Nous entrons dans ce passage resserré entre 2 blocs monolithiques et accédons à la crypte, avec l’étoile du souvenir gravée au centre dans une dalle de bronze. Nous nous répartissons autour de celle-ci, accompagnés de Jean Samuel qui préside cette cérémonie du Train de la Mort du 2 juillet 1944.

Témoignage de Jean Samuel

« Il faisait chaud, très chaud à cent par wagon, encastrés, les uns contre les autres. Nous étions en battue jusqu’à la mort. […] Le soir, couché sur 3 épaisseurs de cadavres, il restait seulement 37 survivants le lendemain dans le wagon. Tous les morts sont réunis dans une moitié de wagon. Trois jours, quatre nuits de voyage à Dachau, petite ville de province où se trouve le camp de concentration, surpeuplé. […] Libération des Américains le 29 avril 1945, nous sommes arrivés à Paris le 10 mai 1945.

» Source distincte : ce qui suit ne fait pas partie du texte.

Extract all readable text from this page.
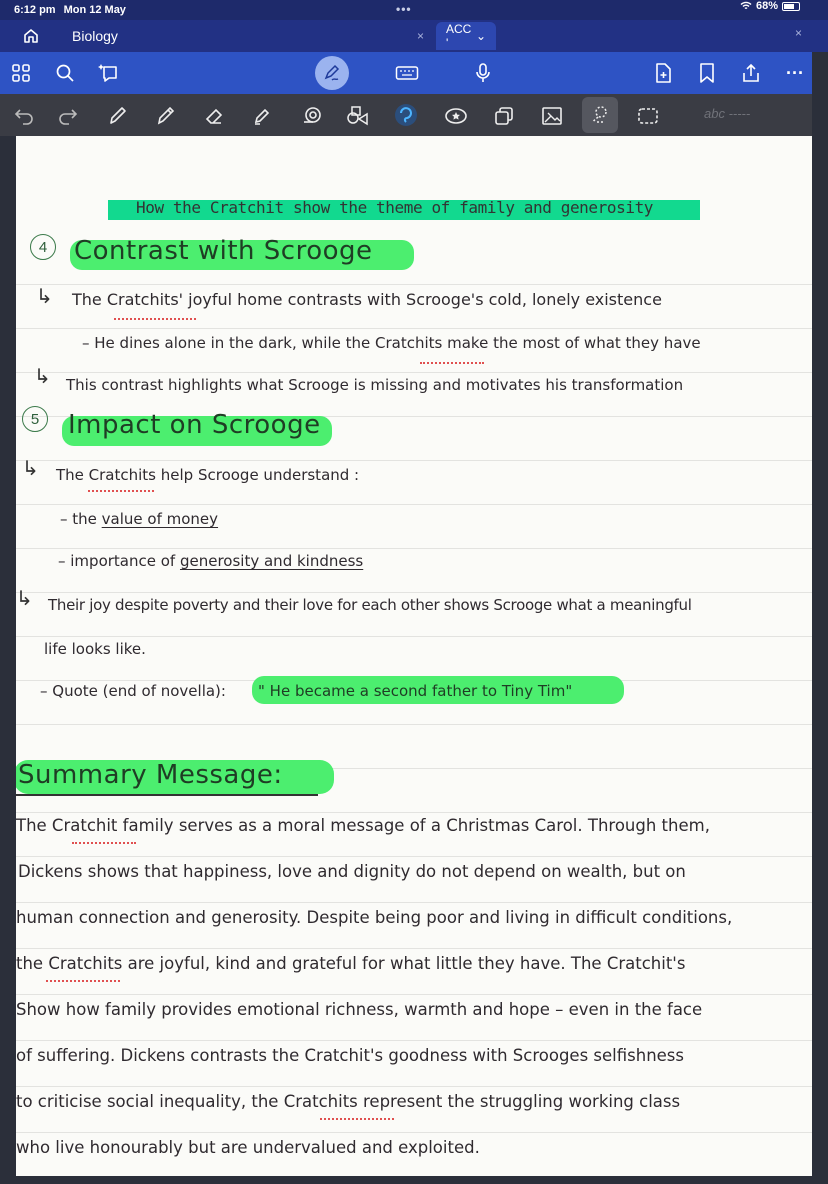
6:12 pm Mon 12 May	•••	68%
Biology	× ACC '	⌄	×
···
abc -----
How the Cratchit show the theme of family and generosity
4	Contrast with Scrooge
↳ The Cratchits' joyful home contrasts with Scrooge's cold, lonely existence
– He dines alone in the dark, while the Cratchits make the most of what they have
↳ This contrast highlights what Scrooge is missing and motivates his transformation
5	Impact on Scrooge
↳ The Cratchits help Scrooge understand :
– the value of money
– importance of generosity and kindness
↳ Their joy despite poverty and their love for each other shows Scrooge what a meaningful
life looks like.
– Quote (end of novella): " He became a second father to Tiny Tim"
Summary Message:
The Cratchit family serves as a moral message of a Christmas Carol. Through them,
Dickens shows that happiness, love and dignity do not depend on wealth, but on
human connection and generosity. Despite being poor and living in difficult conditions,
the Cratchits are joyful, kind and grateful for what little they have. The Cratchit's
Show how family provides emotional richness, warmth and hope – even in the face
of suffering. Dickens contrasts the Cratchit's goodness with Scrooges selfishness
to criticise social inequality, the Cratchits represent the struggling working class
who live honourably but are undervalued and exploited.
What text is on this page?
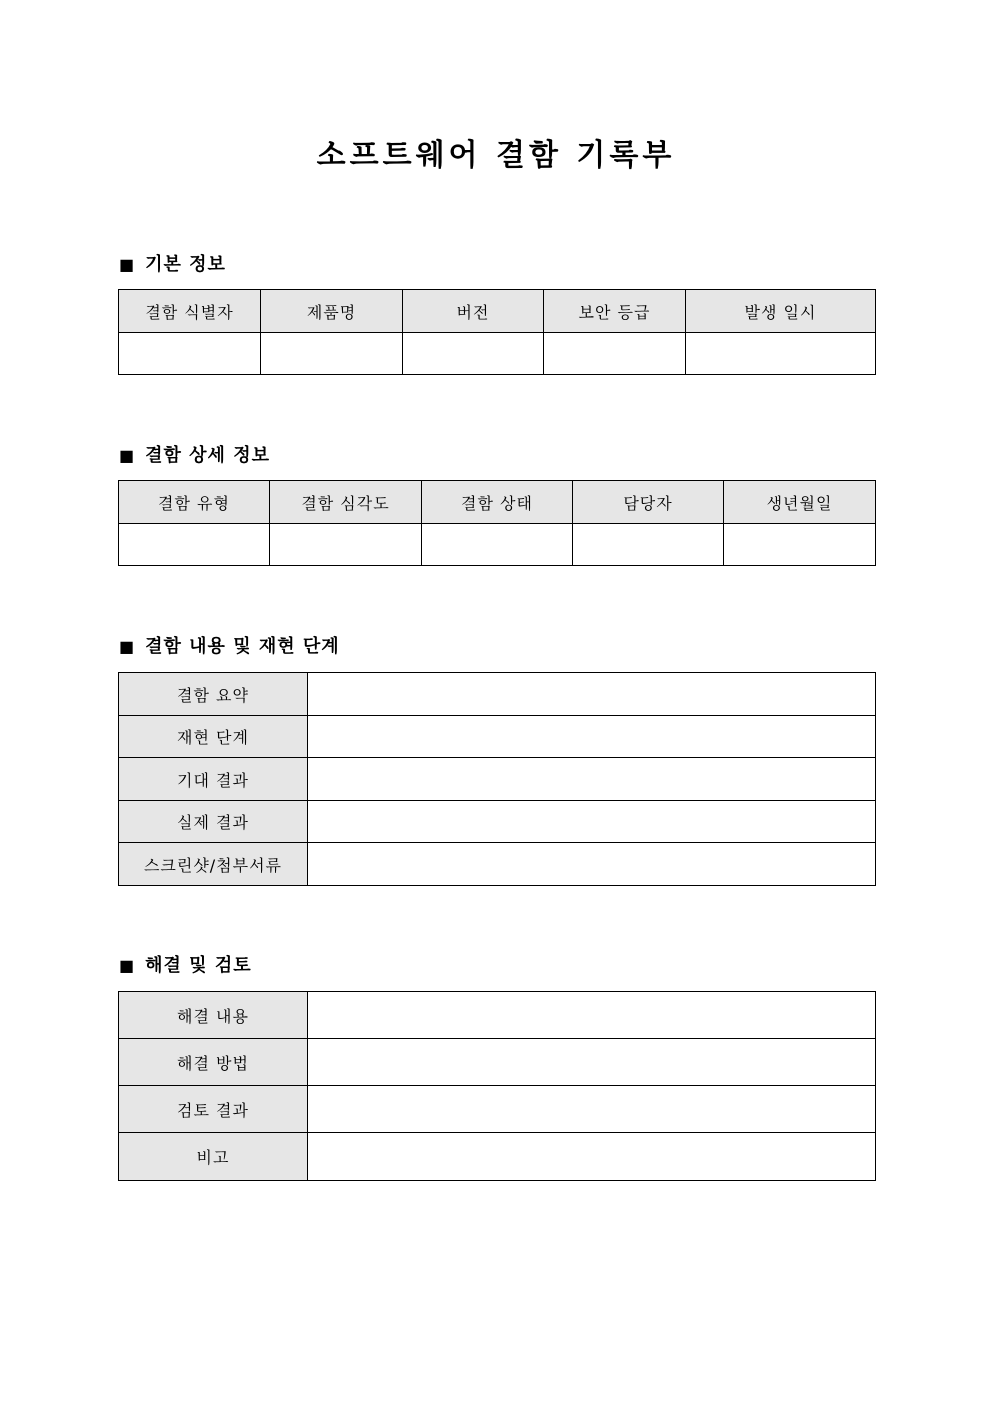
소프트웨어 결함 기록부
■ 기본 정보
결함 식별자	제품명	버전	보안 등급	발생 일시

■ 결함 상세 정보
결함 유형	결함 심각도	결함 상태	담당자	생년월일

■ 결함 내용 및 재현 단계
결함 요약	
재현 단계	
기대 결과	
실제 결과	
스크린샷/첨부서류	
■ 해결 및 검토
해결 내용	
해결 방법	
검토 결과	
비고	
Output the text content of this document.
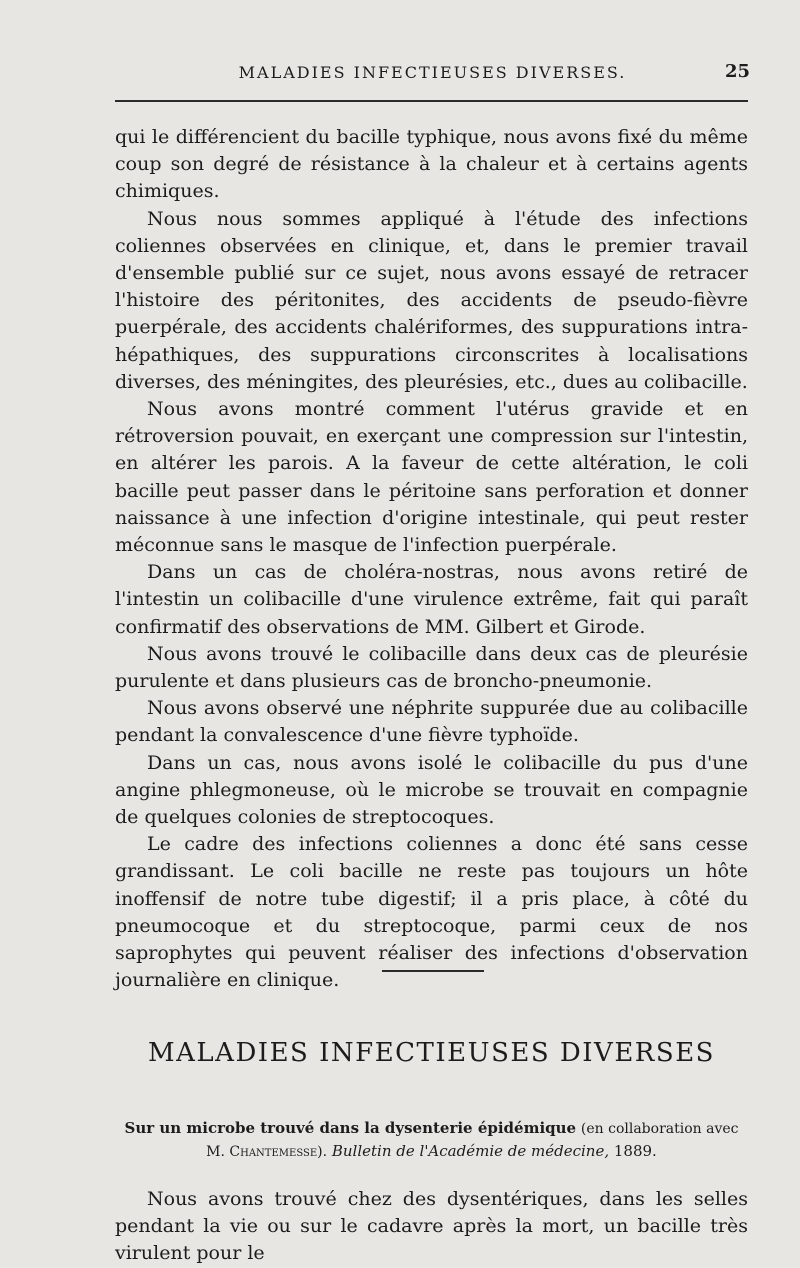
MALADIES INFECTIEUSES DIVERSES.	25

qui le différencient du bacille typhique, nous avons fixé du même coup son degré de résistance à la chaleur et à certains agents chimiques.

Nous nous sommes appliqué à l'étude des infections coliennes observées en clinique, et, dans le premier travail d'ensemble publié sur ce sujet, nous avons essayé de retracer l'histoire des péritonites, des accidents de pseudo-fièvre puerpérale, des accidents chalériformes, des suppurations intra-hépathiques, des suppurations circonscrites à localisations diverses, des méningites, des pleurésies, etc., dues au colibacille.

Nous avons montré comment l'utérus gravide et en rétroversion pouvait, en exerçant une compression sur l'intestin, en altérer les parois. A la faveur de cette altération, le coli bacille peut passer dans le péritoine sans perforation et donner naissance à une infection d'origine intestinale, qui peut rester méconnue sans le masque de l'infection puerpérale.

Dans un cas de choléra-nostras, nous avons retiré de l'intestin un colibacille d'une virulence extrême, fait qui paraît confirmatif des observations de MM. Gilbert et Girode.

Nous avons trouvé le colibacille dans deux cas de pleurésie purulente et dans plusieurs cas de broncho-pneumonie.

Nous avons observé une néphrite suppurée due au colibacille pendant la convalescence d'une fièvre typhoïde.

Dans un cas, nous avons isolé le colibacille du pus d'une angine phlegmoneuse, où le microbe se trouvait en compagnie de quelques colonies de streptocoques.

Le cadre des infections coliennes a donc été sans cesse grandissant. Le coli bacille ne reste pas toujours un hôte inoffensif de notre tube digestif; il a pris place, à côté du pneumocoque et du streptocoque, parmi ceux de nos saprophytes qui peuvent réaliser des infections d'observation journalière en clinique.

MALADIES INFECTIEUSES DIVERSES
Sur un microbe trouvé dans la dysenterie épidémique (en collaboration avec M. Chantemesse). Bulletin de l'Académie de médecine, 1889.

Nous avons trouvé chez des dysentériques, dans les selles pendant la vie ou sur le cadavre après la mort, un bacille très virulent pour le
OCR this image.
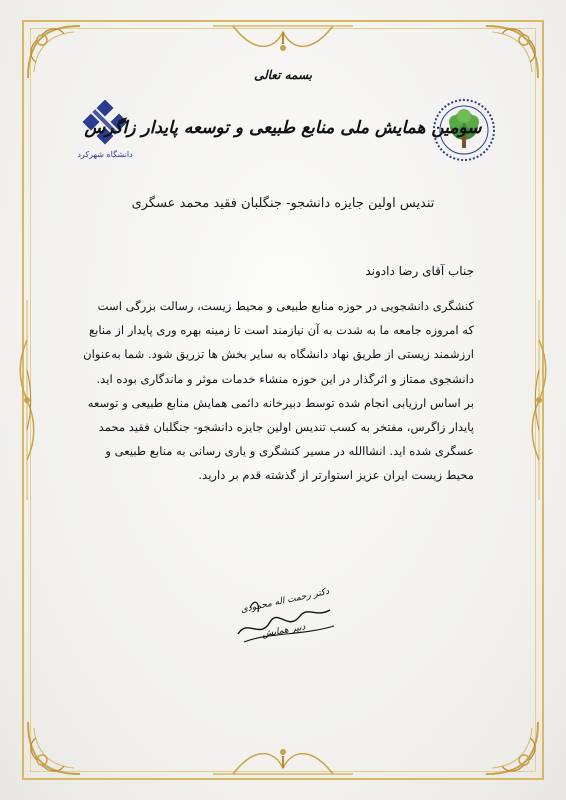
دانشگاه شهرکرد
بسمه تعالی
سومین همایش ملی منابع طبیعی و توسعه پایدار زاگرس
تندیس اولین جایزه دانشجو- جنگلبان فقید محمد عسگری
جناب آقای رضا دادوند
کنشگری دانشجویی در حوزه منابع طبیعی و محیط زیست، رسالت بزرگی است
که امروزه جامعه ما به شدت به آن نیازمند است تا زمینه بهره وری پایدار از منابع
ارزشمند زیستی از طریق نهاد دانشگاه به سایر بخش ها تزریق شود. شما به‌عنوان
دانشجوی ممتاز و اثرگذار در این حوزه منشاء خدمات موثر و ماندگاری بوده اید.
بر اساس ارزیابی انجام شده توسط دبیرخانه دائمی همایش منابع طبیعی و توسعه
پایدار زاگرس، مفتخر به کسب تندیس اولین جایزه دانشجو- جنگلبان فقید محمد
عسگری شده اید. انشاالله در مسیر کنشگری و یاری رسانی به منابع طبیعی و
محیط زیست ایران عزیز استوارتر از گذشته قدم بر دارید.
دکتر رحمت اله محمودی
دبیر همایش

J’ai 95 ans, c’est un véritable miracle. »

Témoignage d’Yves Meyer, à travers la lettre lue par sa fille Danielle Meyer

« Quelle émotion dont ils se souviennent encore. »

« À partir du camp de Compiègne, je vois les habitants fermant leurs fenêtres. Le train a la capacité de 45 personnes, il fait 35°C, canicule de 1944. J’ai un projet d’évasion, il est avorté. Dans un autre wagon : 95 morts, un seul survivant. Sur les 2521 déportés, nous observons des otages, des résistants, des prêtres.

Arrêt à Saint-Brice, puis à Revigny le 3 juillet 1944. On compte 984 cadavres dans d’autres wagons. Le 4 juillet, nous sommes à Metz, où nous avalons une soupe de la Croix-Rouge. Le 5 juillet, nous arrivons au camp de Dachau dans la soirée, accueillis par des jets de pierres, des aboiements, des morsures de chien. Nous passons le portail « Arbeit Macht Frei » (le travail rend libre). Nous sommes réduits, nivelés par le bas, nous avons une vie concentrationnaire. »

Témoignages lus par la nouvelle génération des enfants et petits-enfants, Foucaud, Charles, Alicia, Inès et Mathilde

L’atmosphère est dans l’écoute, le désarroi de la mémoire, les images sont terribles, l’émotion est vécue intérieurement, avec pudeur.

« Bilan : 1537 rescapés, 984 morts, des hommes sont devenus fous. Le silence est pesant, les nerfs sont à vif, règnent des angoisses, des syncopes.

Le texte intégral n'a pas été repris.